Os mops devem ser retirados todas as semanas, inspeccionados cuidadosamente, de preferência através de luz intensa (por exemplo, num candeeiro de estirador) e os ovos devem ser removidos suavemente com a mão e colocados num recipiente de incubação. Eu prefiro a chamada caixa de Petri, em vidro. A sua elevada razão área/volume e transparência fazem com que os ovos estejam bem separados e facilmente visualizados todos os dias. Se houver algum ovos não fecundado ou contaminado por fungos (nesse caso fica opaco), deve ser removido imediatamente para não contaminar os restantes.

Já tenho incubado os ovos em água nova, sem cloro, e em turfa muito húmida (grau 5 na escala de Langton). Este último suporte apresenta algumas vantagens.

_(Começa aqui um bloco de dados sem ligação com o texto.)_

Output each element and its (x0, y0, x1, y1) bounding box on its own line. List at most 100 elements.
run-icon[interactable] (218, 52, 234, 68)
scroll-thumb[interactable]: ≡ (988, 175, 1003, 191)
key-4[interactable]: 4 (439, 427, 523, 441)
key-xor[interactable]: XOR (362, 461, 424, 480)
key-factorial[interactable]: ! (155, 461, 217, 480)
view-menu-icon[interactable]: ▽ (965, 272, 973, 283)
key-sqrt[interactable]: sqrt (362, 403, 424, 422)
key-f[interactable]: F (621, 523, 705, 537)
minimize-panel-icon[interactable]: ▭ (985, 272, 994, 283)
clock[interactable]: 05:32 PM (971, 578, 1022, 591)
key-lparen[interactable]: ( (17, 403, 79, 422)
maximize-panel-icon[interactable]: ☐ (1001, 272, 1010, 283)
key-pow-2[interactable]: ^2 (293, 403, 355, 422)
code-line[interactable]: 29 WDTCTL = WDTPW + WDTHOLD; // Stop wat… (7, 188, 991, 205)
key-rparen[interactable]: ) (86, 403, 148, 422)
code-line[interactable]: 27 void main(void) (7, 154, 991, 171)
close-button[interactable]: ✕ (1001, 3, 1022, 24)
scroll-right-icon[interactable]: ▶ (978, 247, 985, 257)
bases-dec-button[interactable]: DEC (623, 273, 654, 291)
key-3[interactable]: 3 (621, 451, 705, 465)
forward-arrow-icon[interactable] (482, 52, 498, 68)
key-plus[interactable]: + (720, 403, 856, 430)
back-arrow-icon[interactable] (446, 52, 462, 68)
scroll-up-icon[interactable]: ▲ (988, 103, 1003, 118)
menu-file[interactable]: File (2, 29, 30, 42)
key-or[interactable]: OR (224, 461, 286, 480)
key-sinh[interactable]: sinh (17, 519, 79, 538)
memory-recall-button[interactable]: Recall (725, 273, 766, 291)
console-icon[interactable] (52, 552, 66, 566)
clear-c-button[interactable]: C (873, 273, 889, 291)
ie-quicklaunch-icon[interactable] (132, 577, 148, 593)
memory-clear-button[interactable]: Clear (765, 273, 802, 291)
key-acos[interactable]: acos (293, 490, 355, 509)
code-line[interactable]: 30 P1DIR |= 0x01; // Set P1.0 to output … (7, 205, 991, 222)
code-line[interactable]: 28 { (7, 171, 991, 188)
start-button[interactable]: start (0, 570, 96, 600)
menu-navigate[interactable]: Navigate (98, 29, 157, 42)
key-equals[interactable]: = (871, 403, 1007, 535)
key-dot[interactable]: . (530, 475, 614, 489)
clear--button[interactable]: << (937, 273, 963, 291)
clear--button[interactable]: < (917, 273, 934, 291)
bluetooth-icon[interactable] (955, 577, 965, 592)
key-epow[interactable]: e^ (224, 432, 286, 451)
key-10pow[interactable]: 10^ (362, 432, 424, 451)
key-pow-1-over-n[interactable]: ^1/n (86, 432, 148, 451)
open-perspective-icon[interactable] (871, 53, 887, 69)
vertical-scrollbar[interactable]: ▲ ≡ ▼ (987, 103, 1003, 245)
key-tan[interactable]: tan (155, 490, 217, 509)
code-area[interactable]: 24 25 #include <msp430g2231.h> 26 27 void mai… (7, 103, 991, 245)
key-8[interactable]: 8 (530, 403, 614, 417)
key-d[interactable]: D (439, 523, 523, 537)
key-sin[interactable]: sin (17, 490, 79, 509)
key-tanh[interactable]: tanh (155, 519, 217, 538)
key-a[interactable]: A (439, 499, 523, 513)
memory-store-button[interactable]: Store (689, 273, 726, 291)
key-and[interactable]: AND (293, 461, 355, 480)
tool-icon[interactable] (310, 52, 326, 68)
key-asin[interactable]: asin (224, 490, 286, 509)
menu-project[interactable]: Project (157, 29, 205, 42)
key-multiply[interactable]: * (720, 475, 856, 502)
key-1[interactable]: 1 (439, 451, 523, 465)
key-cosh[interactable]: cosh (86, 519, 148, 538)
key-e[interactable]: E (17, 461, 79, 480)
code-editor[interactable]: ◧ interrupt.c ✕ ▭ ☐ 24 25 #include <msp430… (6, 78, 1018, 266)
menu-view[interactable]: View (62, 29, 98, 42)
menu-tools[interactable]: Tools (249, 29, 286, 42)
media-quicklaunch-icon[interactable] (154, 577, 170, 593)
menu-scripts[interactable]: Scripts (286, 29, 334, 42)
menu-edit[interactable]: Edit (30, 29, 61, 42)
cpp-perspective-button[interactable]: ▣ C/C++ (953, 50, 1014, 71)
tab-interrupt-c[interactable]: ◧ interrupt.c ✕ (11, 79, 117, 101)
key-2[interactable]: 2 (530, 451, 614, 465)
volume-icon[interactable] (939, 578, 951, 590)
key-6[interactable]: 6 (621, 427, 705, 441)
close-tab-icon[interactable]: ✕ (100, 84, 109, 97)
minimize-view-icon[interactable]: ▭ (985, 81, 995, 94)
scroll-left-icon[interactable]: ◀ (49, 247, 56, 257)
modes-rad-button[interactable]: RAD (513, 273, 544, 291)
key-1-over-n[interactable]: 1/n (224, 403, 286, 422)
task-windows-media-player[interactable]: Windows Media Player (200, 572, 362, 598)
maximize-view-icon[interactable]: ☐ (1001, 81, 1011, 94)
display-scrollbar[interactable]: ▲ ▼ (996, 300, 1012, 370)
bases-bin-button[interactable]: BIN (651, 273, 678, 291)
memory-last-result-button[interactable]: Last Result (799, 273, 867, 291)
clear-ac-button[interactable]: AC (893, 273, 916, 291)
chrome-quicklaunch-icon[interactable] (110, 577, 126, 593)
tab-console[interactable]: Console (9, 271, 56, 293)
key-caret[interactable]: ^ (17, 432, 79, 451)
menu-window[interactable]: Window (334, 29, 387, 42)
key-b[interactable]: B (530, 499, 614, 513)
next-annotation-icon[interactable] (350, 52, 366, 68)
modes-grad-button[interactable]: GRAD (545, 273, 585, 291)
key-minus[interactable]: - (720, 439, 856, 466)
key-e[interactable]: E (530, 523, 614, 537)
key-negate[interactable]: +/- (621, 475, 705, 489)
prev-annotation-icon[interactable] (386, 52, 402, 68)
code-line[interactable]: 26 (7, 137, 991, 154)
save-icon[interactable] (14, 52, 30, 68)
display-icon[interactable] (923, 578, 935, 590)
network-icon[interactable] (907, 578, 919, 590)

Sincroniza melhor a data de eclosão principalmente quando as datas das posturas estão desfasadas e é o meio por excelência para enviar ovos por correio.

Os alevins de Aplocheilus são geralmente grandes o que lhes permite a alimentação com nauplios de artémia.

Quando se tem o cuidado de separar os pais antes de uma postura, e se alimentam substancialmente com comida viva e variada, o nº de ovos aumenta substancialmente. Já tive a sorte de recolher mais de 50 ovos semanais a partir de 1 casal de Aplocheilus lineatus.

A única dificuldade entre os Aplocheilus é a relativa lentidão com que crescem. O tamanho máximo só se atinge ao fim de um ano, e isso, nas melhores condições (renovações parciais de água frequentes, alimentação abundante e variada e espaço suficiente).

Outro senão: a sua elevada propensão para o salto, principalmente na captura de insectos no ar. E faz com que se devam ter redobrados cuidados quando se pretende a sua manutenção em aquário. Uma tampa mal fechada ou, às vezes, um pequeno orifício mal vedado tem consequências muito graves e irreparáveis: peixes a jazer mortos no soalho ou na alcatifa…Neste comportamento assemelham-se aos Aphyosemion, aos Epiplatys e aos Rivulus.

Os killies deste género muito raramente se encontram à venda nas lojas de aquariofilia, talvez à excepção do Apl. Lineatus e do Apl. dayi werneri, os quais já mantive e reproduzi.